The EU has created a refugee system, if we can dignify it with that term, that contrives to be cruel, illegal and ineffective all at once. When they’re not illegally pushing people back across borders or out to sea, EU member states pay north African autocracies to incarcerate them in brutal prisons or to dump them in the desert to die. The system doesn’t even work: more than 150,000 migrants reached Italian shores via the Mediterranean last year, 73 per cent higher than in 2022.

The political tone of the EU’s asylum policy is evident from the career of Fabrice Leggeri, former head of the EU border agency Frontex, which was accused of covering up and even encouraging pushbacks. Having been forced to resign, after a human rights and misconduct scandal, Leggeri popped up as a candidate for Marine Le Pen’s far-right National Rally (RN) in the European parliament elections.

Meanwhile, Europe’s need for migrant workers becomes ever more obvious. The job vacancy rate in the EU, which drifted up during the 2010s, soared following Covid and has yet to revert to its pre-pandemic trend. It’s particularly acute in certain countries — Belgium, the Netherlands, Austria, Germany — where anti-immigrant parties are strong. Across the EU, there are particular shortages in construction and science, technology, engineering and maths occupations, both of which are needed to help with the green transition.

Column chart of job vacancies in selected countries showing first world problems

The EU’s attempts to create bloc-wide schemes to improve labour market efficiency by connecting immigrant workers to jobs are often just as ineffective as its asylum plans, though less malign. The EU has created a pan-EU “Blue Card” scheme for highly skilled workers, but only 82,000 such permits were issued in 2022, and 77 per cent of those by a single country, Germany. Employment remains mainly a national responsibility.

In the absence of any coherent plan, the best hope for countries with both labour shortages and political sensitivity to immigration is to practice gross hypocrisy and hope for the best.

Governments have long followed a strategy of ostentatious hostility to irregular immigrants and/or asylum-seekers while quietly admitting large numbers of foreign workers. The rise of nativist sentiment has heightened that contradiction. But short of being honest with their electorates or allowing whole sectors of their economies to grind to a halt, there’s not much else governments can do.

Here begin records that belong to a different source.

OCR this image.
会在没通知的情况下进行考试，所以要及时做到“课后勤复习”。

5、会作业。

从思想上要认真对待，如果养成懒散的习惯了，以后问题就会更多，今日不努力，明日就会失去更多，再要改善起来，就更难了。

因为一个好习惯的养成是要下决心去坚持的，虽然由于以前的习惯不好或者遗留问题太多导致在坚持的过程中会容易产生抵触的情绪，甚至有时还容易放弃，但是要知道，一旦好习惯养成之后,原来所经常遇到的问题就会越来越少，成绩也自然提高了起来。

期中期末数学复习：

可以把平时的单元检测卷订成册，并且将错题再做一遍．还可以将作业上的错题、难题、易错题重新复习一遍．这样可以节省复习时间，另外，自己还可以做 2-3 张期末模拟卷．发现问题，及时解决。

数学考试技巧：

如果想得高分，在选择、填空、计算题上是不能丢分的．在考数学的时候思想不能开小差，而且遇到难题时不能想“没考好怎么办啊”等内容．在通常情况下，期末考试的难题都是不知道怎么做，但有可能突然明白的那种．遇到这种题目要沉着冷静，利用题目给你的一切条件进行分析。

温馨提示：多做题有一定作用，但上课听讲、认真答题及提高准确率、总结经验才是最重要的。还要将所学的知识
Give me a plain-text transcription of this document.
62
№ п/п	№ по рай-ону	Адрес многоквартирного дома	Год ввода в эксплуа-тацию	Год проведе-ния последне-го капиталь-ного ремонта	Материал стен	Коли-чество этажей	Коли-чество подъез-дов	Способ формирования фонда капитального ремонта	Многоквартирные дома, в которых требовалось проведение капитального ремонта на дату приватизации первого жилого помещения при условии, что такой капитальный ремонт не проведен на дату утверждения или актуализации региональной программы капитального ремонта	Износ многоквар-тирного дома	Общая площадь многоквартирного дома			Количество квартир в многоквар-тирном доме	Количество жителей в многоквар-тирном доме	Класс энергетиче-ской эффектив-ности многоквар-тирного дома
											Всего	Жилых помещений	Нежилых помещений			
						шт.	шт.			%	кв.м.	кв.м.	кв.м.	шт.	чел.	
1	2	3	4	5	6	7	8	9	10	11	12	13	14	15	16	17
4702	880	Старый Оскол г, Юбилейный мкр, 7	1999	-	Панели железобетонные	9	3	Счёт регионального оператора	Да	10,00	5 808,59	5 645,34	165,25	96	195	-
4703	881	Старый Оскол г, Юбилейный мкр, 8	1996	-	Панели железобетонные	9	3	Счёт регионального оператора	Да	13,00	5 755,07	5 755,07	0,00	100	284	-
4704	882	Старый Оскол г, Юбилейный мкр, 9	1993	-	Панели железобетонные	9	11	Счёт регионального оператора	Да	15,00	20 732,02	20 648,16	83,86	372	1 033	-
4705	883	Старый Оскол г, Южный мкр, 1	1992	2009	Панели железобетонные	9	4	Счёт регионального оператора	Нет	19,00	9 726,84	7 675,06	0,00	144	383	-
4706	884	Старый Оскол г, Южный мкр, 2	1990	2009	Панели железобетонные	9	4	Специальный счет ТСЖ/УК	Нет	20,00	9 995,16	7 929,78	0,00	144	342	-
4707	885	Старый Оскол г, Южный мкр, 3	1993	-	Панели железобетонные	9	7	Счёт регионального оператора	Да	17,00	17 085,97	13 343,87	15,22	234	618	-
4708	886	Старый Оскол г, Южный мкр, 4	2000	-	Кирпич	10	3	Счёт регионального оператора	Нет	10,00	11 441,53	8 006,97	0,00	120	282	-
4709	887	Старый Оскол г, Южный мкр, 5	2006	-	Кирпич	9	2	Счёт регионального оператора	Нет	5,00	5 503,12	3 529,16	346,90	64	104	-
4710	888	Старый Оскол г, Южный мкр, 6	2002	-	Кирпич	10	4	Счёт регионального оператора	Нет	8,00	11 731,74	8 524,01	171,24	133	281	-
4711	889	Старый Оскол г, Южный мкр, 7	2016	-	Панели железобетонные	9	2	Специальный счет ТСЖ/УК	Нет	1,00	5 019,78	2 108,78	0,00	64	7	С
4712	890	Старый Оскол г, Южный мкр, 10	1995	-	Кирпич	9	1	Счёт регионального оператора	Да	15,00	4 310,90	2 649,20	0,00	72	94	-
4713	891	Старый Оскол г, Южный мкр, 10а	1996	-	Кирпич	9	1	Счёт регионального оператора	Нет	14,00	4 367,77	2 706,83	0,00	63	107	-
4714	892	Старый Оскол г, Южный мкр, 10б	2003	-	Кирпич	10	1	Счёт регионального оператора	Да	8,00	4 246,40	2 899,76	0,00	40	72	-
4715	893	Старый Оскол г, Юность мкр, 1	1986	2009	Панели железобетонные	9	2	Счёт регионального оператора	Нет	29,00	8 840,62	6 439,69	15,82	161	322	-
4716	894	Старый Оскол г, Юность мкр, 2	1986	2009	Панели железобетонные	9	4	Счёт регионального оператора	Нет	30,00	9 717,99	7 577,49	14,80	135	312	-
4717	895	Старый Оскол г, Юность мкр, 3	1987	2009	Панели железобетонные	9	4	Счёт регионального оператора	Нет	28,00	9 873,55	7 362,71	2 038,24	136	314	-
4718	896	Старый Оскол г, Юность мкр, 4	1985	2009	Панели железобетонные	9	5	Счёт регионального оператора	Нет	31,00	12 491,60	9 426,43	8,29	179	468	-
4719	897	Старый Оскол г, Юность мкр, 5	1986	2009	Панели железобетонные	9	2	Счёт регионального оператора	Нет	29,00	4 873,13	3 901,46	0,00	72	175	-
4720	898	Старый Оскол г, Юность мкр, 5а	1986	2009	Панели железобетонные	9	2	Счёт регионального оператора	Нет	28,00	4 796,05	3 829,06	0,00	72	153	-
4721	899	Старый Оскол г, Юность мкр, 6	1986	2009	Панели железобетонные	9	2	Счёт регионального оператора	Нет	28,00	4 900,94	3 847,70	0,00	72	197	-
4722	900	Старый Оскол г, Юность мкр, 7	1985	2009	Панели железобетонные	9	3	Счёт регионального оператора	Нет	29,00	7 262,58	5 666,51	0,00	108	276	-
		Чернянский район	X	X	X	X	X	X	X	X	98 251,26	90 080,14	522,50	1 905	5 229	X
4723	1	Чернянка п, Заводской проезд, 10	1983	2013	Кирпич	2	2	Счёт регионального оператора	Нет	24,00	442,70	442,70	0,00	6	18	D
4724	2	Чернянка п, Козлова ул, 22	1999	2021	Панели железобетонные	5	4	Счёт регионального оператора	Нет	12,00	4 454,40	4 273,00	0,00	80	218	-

A hapless succession of Conservative prime ministers in the UK have tried to ride both horses, pursuing the inhuman, quixotic and so far entirely failed plan of sending asylum-seekers to Rwanda while issuing large numbers of work visas, particularly in the care sector, and permits for university study. Responding to criticism over immigration from the right, the government felt itself forced to tighten up on student and care worker numbers, despite the damage to the UK’s world-class universities. The Tories have ended up with credibility on neither the economy nor immigration.

Meloni has fared better with a two-faced strategy. She remains high in the polls — and her Brothers of Italy party did well in the European parliament elections — despite doubling the number of non-EU work permits between 2022, the year she was elected, and 2025. Happily for her, this is at least welcome to her electoral base. Unlike populist anti-immigrant parties elsewhere such as the RN in France and the Alternative for Germany (AfD), which draw backing from younger voters in economically depressed areas, Meloni’s core support is the wealthy industrial north of Italy, whose highly competitive businesses need workers. But she still faces criticism over immigration, and last week admitted Italy’s work visa scheme had been exploited by criminal gangs.

If the rise of the hard and far right in Europe spreads, it will worsen the political challenge of labour shortages. The RN and AfD are portraying the solution as the problem. Giving in to nativist prejudice will only make Europe’s growth challenge and perceptions of economic failure even more intractable.